“所谓传道授业,这才叫传道授业!”
赵佶对于吴晔的夸赞,从不吝啬。
“朕是知道先生想要传播简体字的,作为道教的文本流传,却没想到先生还教别人学习这种文本?”李纲闻言道:“臣也问过先生,为何如此?”
“他说为了照顾陛下铅笔的生意,多些进项,所以培养一些人使用硬笔。毕竟就算是底层人,也有记录、交流的须求,可是繁体字太过繁琐,不适合底层传播。
且先生说,传播文本不是目的,传播知识才是!
臣以为,大概是先生想要将心中所学,以文本的方式,传授给那些学生吧?”
“先生说,不是所有的读书人,最后都能站在庙堂之上。
所以他所教的东西,并非走功名的路子,而是教导一些老百姓需要的技能!
这些技能或者得于天上,或者心有所悟。
道人济度众生,乃是本分!”
吴晔其实并没有说过这番话,但李纲看出皇帝的心思,将吴晔过往说过的内容整理整理,就有了这番说辞。
他说得情真意切,也算是符合吴晔的道心。
场上许多官员,被说得低下了头。
他们跟吴晔也许有立场不同,也许有利益冲突。
可是哪个读书人在不知天高地厚,人心险恶之时,没有过滚烫的理想?
这般理想,放在官员身上值得称道。
放在一个道士身上,难道就不能?
赵佶也没想到,李纲能说出这番话,他一时间也陷入沉默。
“在宫里,你说先生今日有课?”
“如果臣记得没错,今日应该有新课!”
君臣二人旁若无人的交流,却没注意到陈家主早就通过双方的对话,猜到了皇帝的身份。
他扑通跪在地上,身体微微颤斗。
“那诸位跟朕一起去听一节课,可成?”
赵佶对吴晔上课的方式也很好奇,对身边的大臣提议道。
郑居中等人虽然不太高兴,却同样对吴晔的教程方式好奇。他们躬身拱手,表示同意。
皇帝看到陈家主还跪在地上,嗬嗬一笑:
“你生了个好儿子!”
“谢陛下看得起臣那不成器的孩子!”
陈家主终于有机会跟皇帝搭上话,心里激动不已。
赵佶笑笑,他很享受这种被人认出来的感觉。
“陛下来过的事,不要声张!”
李纲临走前,交代了一句,便带着众人,一路浩浩荡荡前往通真宫。
通真宫的道人,都认识李纲,所以她落车的时候,只是迎了上来。
等到皇帝,还有诸位大臣都在,宫观内的道士才想到要去跟吴晔通报。
“今日就是要给你师父一个惊喜!你们说说,哪里能听到你师父的课,还能不被他觉知?”宋徽宗出言拦住要去通报的道士,丢给他一个送命题。
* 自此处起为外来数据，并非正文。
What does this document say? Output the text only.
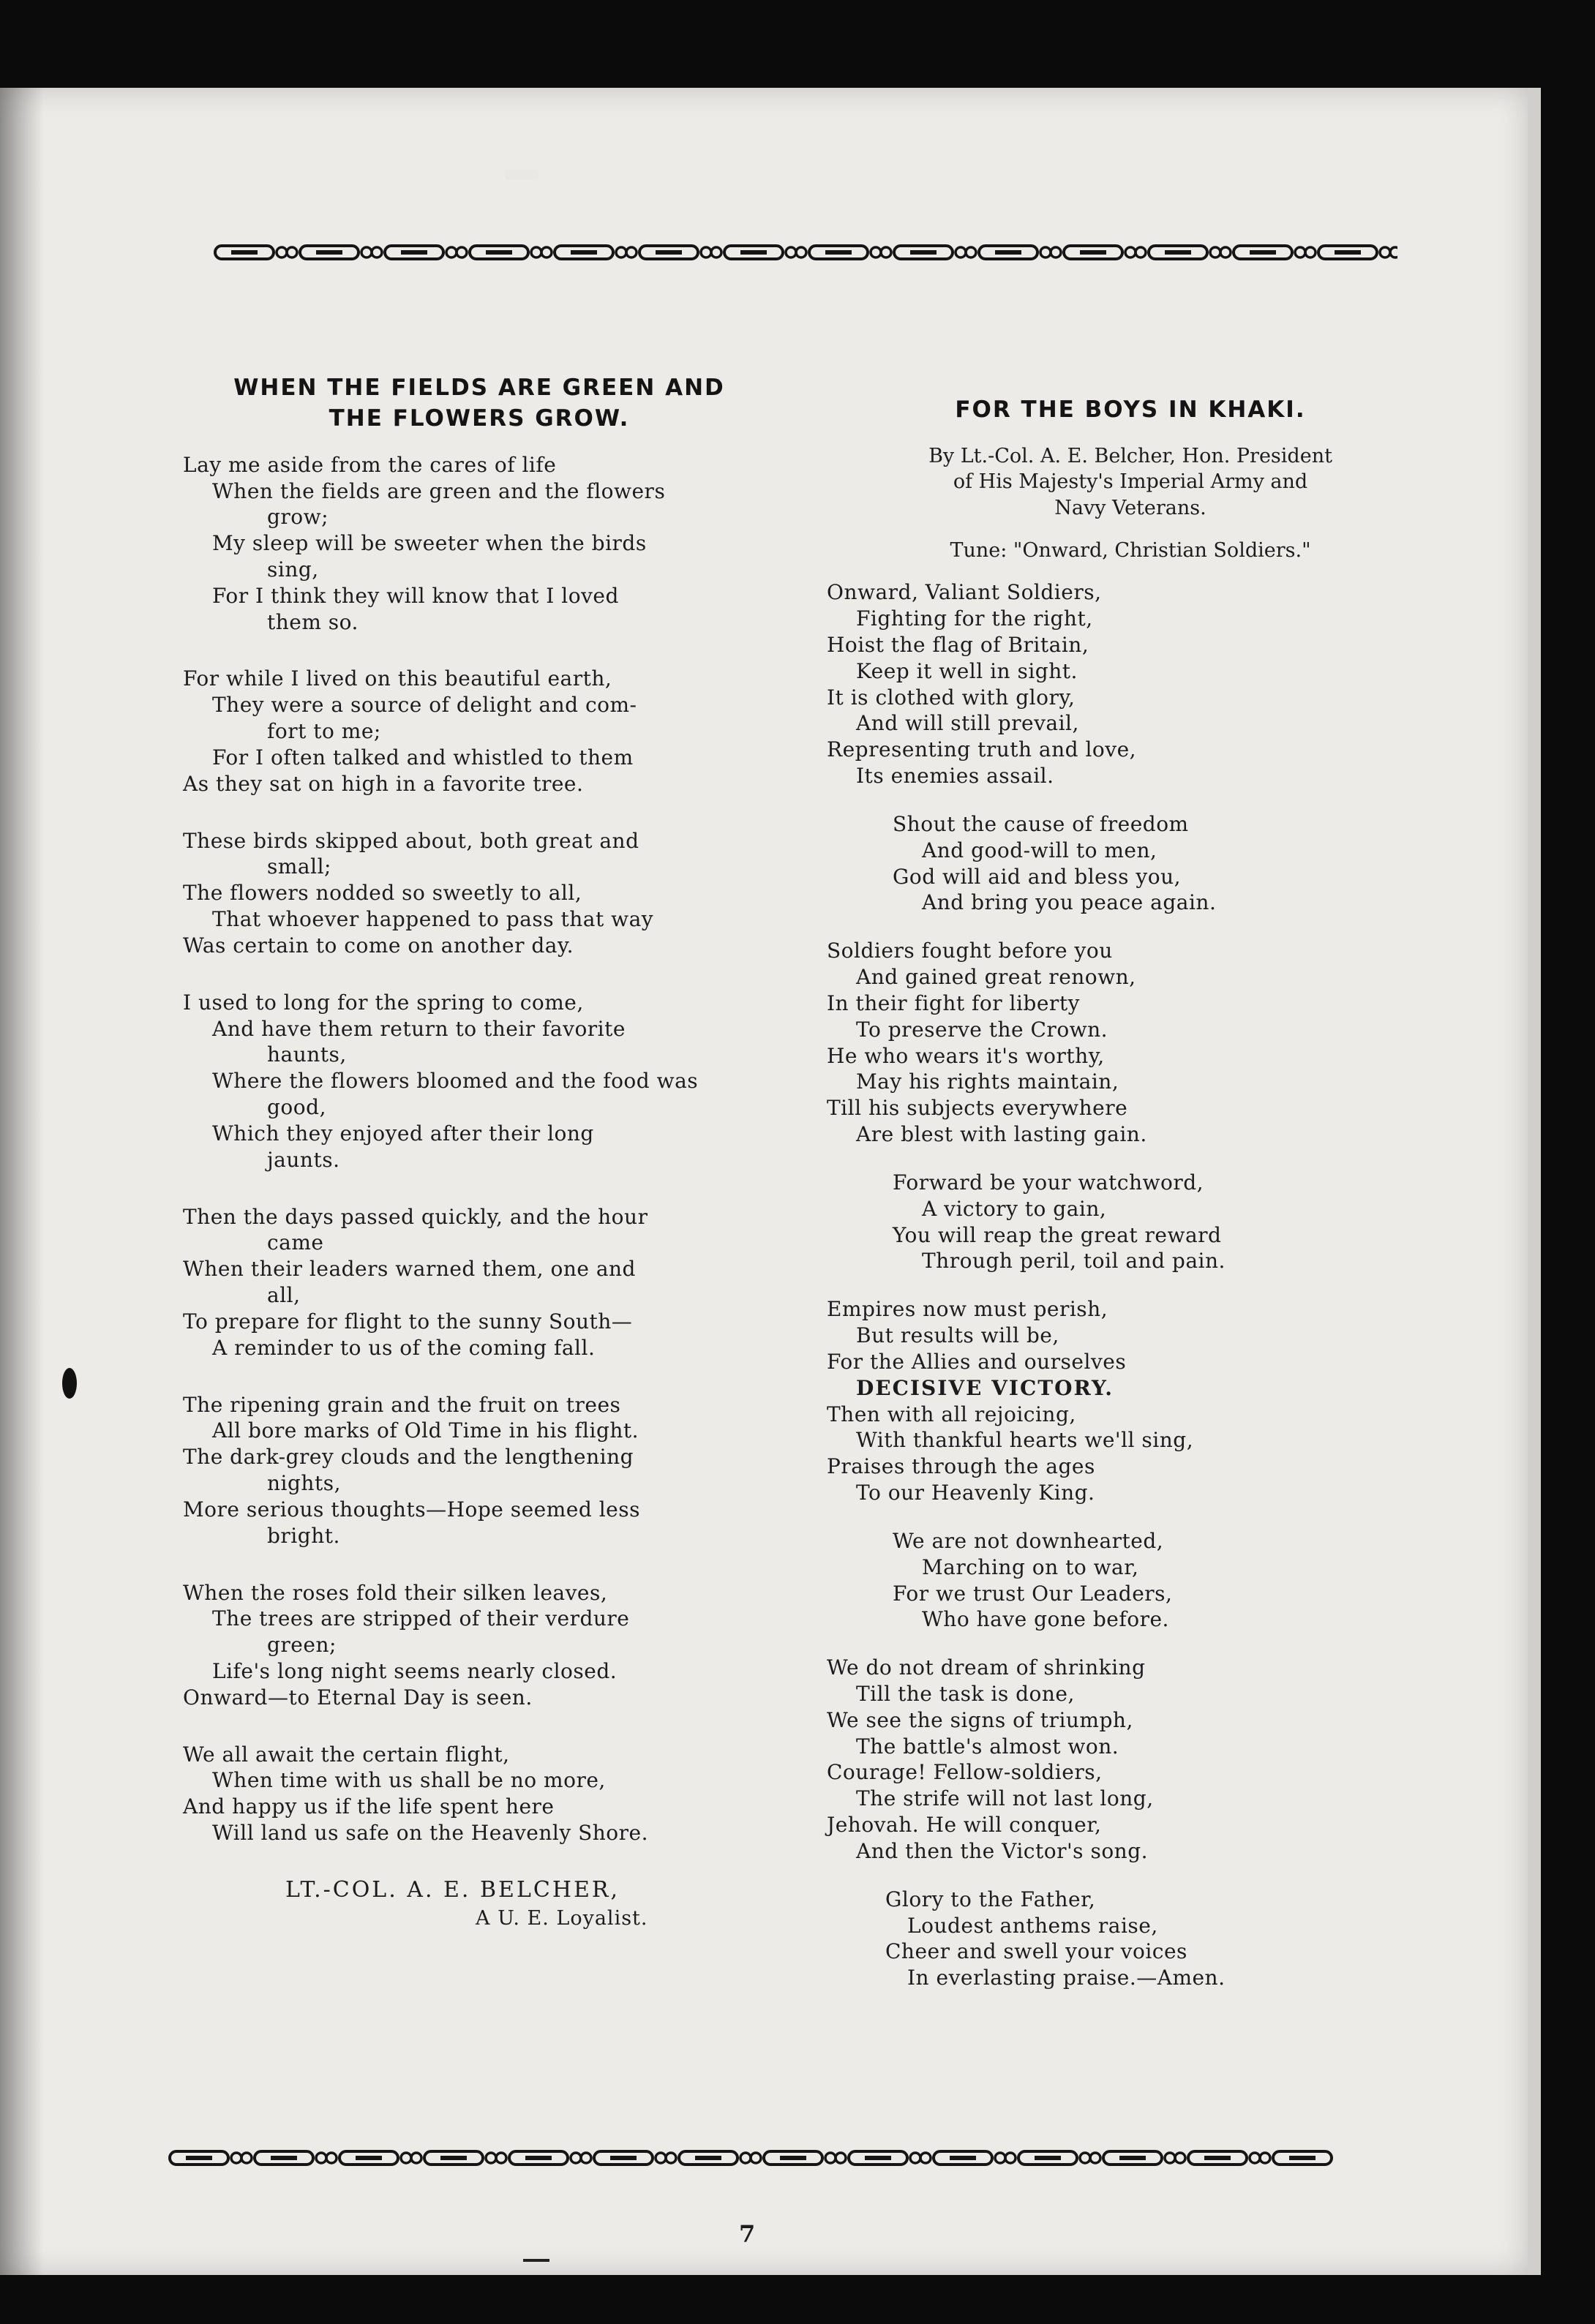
WHEN THE FIELDS ARE GREEN AND
THE FLOWERS GROW.
Lay me aside from the cares of life
When the fields are green and the flowers
grow;
My sleep will be sweeter when the birds
sing,
For I think they will know that I loved
them so.
For while I lived on this beautiful earth,
They were a source of delight and com-
fort to me;
For I often talked and whistled to them
As they sat on high in a favorite tree.
These birds skipped about, both great and
small;
The flowers nodded so sweetly to all,
That whoever happened to pass that way
Was certain to come on another day.
I used to long for the spring to come,
And have them return to their favorite
haunts,
Where the flowers bloomed and the food was
good,
Which they enjoyed after their long
jaunts.
Then the days passed quickly, and the hour
came
When their leaders warned them, one and
all,
To prepare for flight to the sunny South—
A reminder to us of the coming fall.
The ripening grain and the fruit on trees
All bore marks of Old Time in his flight.
The dark-grey clouds and the lengthening
nights,
More serious thoughts—Hope seemed less
bright.
When the roses fold their silken leaves,
The trees are stripped of their verdure
green;
Life's long night seems nearly closed.
Onward—to Eternal Day is seen.
We all await the certain flight,
When time with us shall be no more,
And happy us if the life spent here
Will land us safe on the Heavenly Shore.
LT.-COL. A. E. BELCHER,
A U. E. Loyalist.
FOR THE BOYS IN KHAKI.
By Lt.-Col. A. E. Belcher, Hon. President
of His Majesty's Imperial Army and
Navy Veterans.
Tune: "Onward, Christian Soldiers."
Onward, Valiant Soldiers,
Fighting for the right,
Hoist the flag of Britain,
Keep it well in sight.
It is clothed with glory,
And will still prevail,
Representing truth and love,
Its enemies assail.
Shout the cause of freedom
And good-will to men,
God will aid and bless you,
And bring you peace again.
Soldiers fought before you
And gained great renown,
In their fight for liberty
To preserve the Crown.
He who wears it's worthy,
May his rights maintain,
Till his subjects everywhere
Are blest with lasting gain.
Forward be your watchword,
A victory to gain,
You will reap the great reward
Through peril, toil and pain.
Empires now must perish,
But results will be,
For the Allies and ourselves
DECISIVE VICTORY.
Then with all rejoicing,
With thankful hearts we'll sing,
Praises through the ages
To our Heavenly King.
We are not downhearted,
Marching on to war,
For we trust Our Leaders,
Who have gone before.
We do not dream of shrinking
Till the task is done,
We see the signs of triumph,
The battle's almost won.
Courage! Fellow-soldiers,
The strife will not last long,
Jehovah. He will conquer,
And then the Victor's song.
Glory to the Father,
Loudest anthems raise,
Cheer and swell your voices
In everlasting praise.—Amen.
7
对方认出皇帝的身份,登时苦着脸,一时间不知道如何是好。
“陛下想听听你师父的课,你怕什么?”
李纲知道他怕师父怪罪,赶紧补充道:“回头你把责任推我身上,他不会怪你!”
“师父在元辰殿上课,但尚未完全盖好,工匠们为了方便日后出入,倒是留了一个出入口”小道士十分无奈,只能老实说:
“元辰殿分三层,供奉紫光夫人,还有六十甲子太岁神,但因为神象还没进来,所以师父就在一层上课。
如果陛下非要听,可以从那个出入口绕到二楼,三楼
就是里边疏于打扫,恐怕会委屈陛下!”
所谓元辰宫,是基于北斗七星信仰和它们衍生出来的六十太岁神的信仰发展出来的神殿,一般因为供养神只太多的缘故,是少有的多层建筑。
赵佶闻言,欢喜:
“朕不介意,只要能听到先生讲课,总是好的”
他说不介意,其他人就是介意也不敢说话。
于是赵佶带着一群人,浩浩荡荡,前往元辰殿。
他们找到工匠留下来的入口,走进去的时候,已经隐约能听见学生们背诵第一节课课文的声音。人们只听到:
“正月修耒耜,二月耕麦田。
三月种瓜豆,四月育新蚕。
五月勤蓐草,六月灌园甜。
七月瓜果熟,八月收粟棉。
九月打谷场,十月仓廪填。
冬月积肥粪,腊月庆丰年。”
却正好印证李纲的话,第一句正月修未耜,正是吴晔变出那么多任务具的源头。
百官默默跟着带路的小道士,一路走到元辰宫的二层楼。
他们站在二层俯视,就能看到一些衣裳破旧的孩子或者成人,在那认真读书。
而他们的外围,还有一群跟着学习,以后准备成为老师的道士们。
学生们其实只要抬头看一眼,就能发现二楼观察他们的人。